A new paper, with new data, examines whether police officers discriminate in their killing of African-American’s. Remember, this was THE issue that drove inflamed rhetoric, calls for body cameras, and riots. Even many professors (or course) jumped on the “cops are murdering blacks” bandwagon because (a) they actually believed it, or (b) they wanted to believe it.
Turns out, it’s not so easy to say that discrimination is the driving force behind police shootings. The data collected by the FBI are incomplete. The data from the Washington Post contained various reporting biases (like systematically underreporting the race of the officer).
Enter John Lott and Carlisle Moody’s new paper with new data.
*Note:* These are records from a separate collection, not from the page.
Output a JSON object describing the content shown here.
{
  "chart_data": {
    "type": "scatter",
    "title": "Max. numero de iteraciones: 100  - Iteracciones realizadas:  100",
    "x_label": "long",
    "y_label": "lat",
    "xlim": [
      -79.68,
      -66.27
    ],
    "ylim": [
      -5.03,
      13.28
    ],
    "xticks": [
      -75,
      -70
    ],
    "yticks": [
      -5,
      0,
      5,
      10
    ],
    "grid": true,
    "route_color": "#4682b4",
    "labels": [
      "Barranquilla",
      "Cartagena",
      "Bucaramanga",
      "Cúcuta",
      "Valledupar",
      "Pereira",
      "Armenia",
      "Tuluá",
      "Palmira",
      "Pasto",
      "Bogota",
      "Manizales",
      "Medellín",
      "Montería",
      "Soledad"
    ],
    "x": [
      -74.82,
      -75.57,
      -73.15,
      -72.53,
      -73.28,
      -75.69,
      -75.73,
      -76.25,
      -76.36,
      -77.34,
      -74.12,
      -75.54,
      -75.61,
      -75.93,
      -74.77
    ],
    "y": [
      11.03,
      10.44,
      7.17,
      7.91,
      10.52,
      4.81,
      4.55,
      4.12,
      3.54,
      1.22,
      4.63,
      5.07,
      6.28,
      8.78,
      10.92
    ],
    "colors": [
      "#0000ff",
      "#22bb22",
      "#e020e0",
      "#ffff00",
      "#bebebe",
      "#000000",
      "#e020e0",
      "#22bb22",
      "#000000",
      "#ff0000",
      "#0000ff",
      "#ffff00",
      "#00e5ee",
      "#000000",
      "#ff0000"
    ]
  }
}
From what I can tell, the data are more complete and cover a broader range of incidents that the FBI, CDC, or WP data.
What do they find?
First, their data show larger increases in police shootings overall from 2013 to 2015 than other datasets show.
Second, and this is important, they find that white officers are significantly LESS LIKELY than black officers to kill black suspects.
Third, in all models, black officers were significantly MORE LIKELY to shoot and to kill black suspects.
Fourth, the media apparently over-report instances where white officers kill black suspects and under-report instances where black cops kill black suspects. Go figure.
Lastly, no other variables really mattered. Not the racial composition of the police force, the number of cops in an area, or the practice of community policing.
The take away message: White cops shoot/kill black suspects are rates lower than black cops do, and media reporting is seriously biased.